Die Pflegekammer könnte die Profession Pflege gegenüber anderen medizinischen Heilberufen deutlich stärken und Selbstverwaltungsaufgaben wahrnehmen. Mit ihr hätte die Politik endlich einen Ansprechpartner, der wirklich alle Pflegenden vertritt. Das ist deshalb so ungemein wichtig für uns, weil wir die Pflege gemeinsam mit den Betroffenen weiterentwickeln wollen.
Ich finde es natürlich sehr bedauerlich, wenn hier mit negativ besetzten Begriffen wie Zwang, Zwangsmitgliedschaft oder Zwangsbeitrag Stimmung gemacht wird. Denn in meinen Augen dreht es sich bei der Pflichtmitgliedschaft auch um Solidarität.
Jahrelang habe ich zum Beispiel einen Solidaritätsbeitrag bezahlt, und ich habe ihn niemals einen Zwangsbeitrag genannt.
Das Wort zu einem Dreiminutenbeitrag erteile ich dem Abgeordneten Dr. Heiner Garg von der FDPFraktion.
Frau Präsidentin! Meine sehr geehrten Damen und Herren! Liebe Kolleginnen und Kollegen! Sehr geehrte Frau Kollegin Pauls, ich habe mich wegen Ihres Beitrags zu Wort gemeldet. Sie wissen, dass ich der Idee einer Pflegekammer in der vergangenen Legislaturperiode relativ ergebnisoffen gegenüberstand. Redebeiträge wie Ihrer nutzen der Sache weniger, als dass sie ihr schaden. Wenn Sie Beiträge von Kolleginnen als respektlos abtun, die nichts anderes als eine andere Meinung zum Vortrag bringen, wirft das ein bezeichnendes Licht auf Ihr Demokratieverständnis, Frau Pauls.
Das ist völlig klar. Wissen Sie, dieses Spielchen spielen wir jetzt seit vielen Jahren: Was von dieser Seite kommt, ist prima, gut und für die Menschen. Was von der anderen Seite kommt, ist gegen die Menschen. Kollege Eichstädt, weil ich weiß, dass Sie da differenzierter denken: Es ist das gute Recht der Kollegin Rathje-Hoffmann, das gute Recht der Kollegin Klahn, den Finger in die Wunde zu legen.
Im Übrigen bin ich etwas anderer Meinung als der Herr Kollege Dudda. Ich bin nicht der Meinung, dass die Ministerin und ihr Haus untätig sind.
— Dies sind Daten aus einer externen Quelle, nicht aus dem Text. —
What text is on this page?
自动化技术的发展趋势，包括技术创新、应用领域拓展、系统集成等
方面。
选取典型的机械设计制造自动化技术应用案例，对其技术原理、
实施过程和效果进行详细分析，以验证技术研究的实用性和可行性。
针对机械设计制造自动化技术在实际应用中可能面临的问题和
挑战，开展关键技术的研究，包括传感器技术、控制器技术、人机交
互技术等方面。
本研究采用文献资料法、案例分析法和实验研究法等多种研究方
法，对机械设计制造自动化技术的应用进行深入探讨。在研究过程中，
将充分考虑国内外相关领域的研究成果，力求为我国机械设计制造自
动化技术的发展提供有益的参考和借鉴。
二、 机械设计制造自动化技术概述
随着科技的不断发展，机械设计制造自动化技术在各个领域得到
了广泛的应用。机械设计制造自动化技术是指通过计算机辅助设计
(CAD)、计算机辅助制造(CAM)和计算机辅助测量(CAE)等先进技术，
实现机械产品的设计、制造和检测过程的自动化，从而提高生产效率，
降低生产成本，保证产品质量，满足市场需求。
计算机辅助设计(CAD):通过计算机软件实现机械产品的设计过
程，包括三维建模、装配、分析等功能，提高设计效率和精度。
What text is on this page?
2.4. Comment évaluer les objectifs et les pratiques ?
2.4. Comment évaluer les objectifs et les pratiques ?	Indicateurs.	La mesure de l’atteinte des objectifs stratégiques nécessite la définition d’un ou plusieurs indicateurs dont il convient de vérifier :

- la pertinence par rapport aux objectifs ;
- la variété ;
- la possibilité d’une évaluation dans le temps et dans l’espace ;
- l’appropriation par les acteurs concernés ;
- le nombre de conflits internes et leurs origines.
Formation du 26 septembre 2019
Weil die Errichtung einer Pflegekammer so unglaublich viele Probleme nach sich ziehen würde, braucht man seriöserweise entsprechende Zeit, um tatsächlich, wenn es dazu käme, eine Pflegekammer rechtssicher zu etablieren. Genau diese Fragen haben die Kollegen gestellt. Sich dann hier hinzustellen, nur weil man von der Idee so begeistert ist, und das als respektlos abzutun, finde ich respektlos, Frau Kollegin Pauls, und zwar respektlos gegenüber der anderen Meinung von Kolleginnen und Kollegen.
Sie sprechen davon, Pflege zu degradieren, um im nächsten Satz von aus dem Ausland kommenden Pflegekräften zu sprechen. Ich will Sie nur darauf hinweisen, dass spanische Pflegekräfte eine exzellente, hoch qualifizierte Ausbildung mitbringen.
Wenn Sie hier davon sprechen, wir degradierten die Pflege, degradieren Sie im selben Moment mit Ihrer Argumentation genau diese Pflegekräfte, die hier sehr engagiert für die Pflegebedürftigen arbeiten.
Herr Garg, ich habe in meinem Redebeitrag von fehlender Sprachkompetenz gesprochen, nicht von fachlicher Kompetenz. Ich bleibe dabei, dass das ein Riesenfaktor und ein Riesenproblem in der Pflege ist, weil es auch etwas mit der Qualität der Pflege zu tun hat, wenn Menschen nicht miteinander kommunizieren können gerade in der Pflege.
- Sie können ja Ihren Redebeitrag noch einmal nachlesen. Sie haben im Zusammenhang mit Degradierung von Pflege von ausländischen Kräften gesprochen, die wir hier ins Land holen würden.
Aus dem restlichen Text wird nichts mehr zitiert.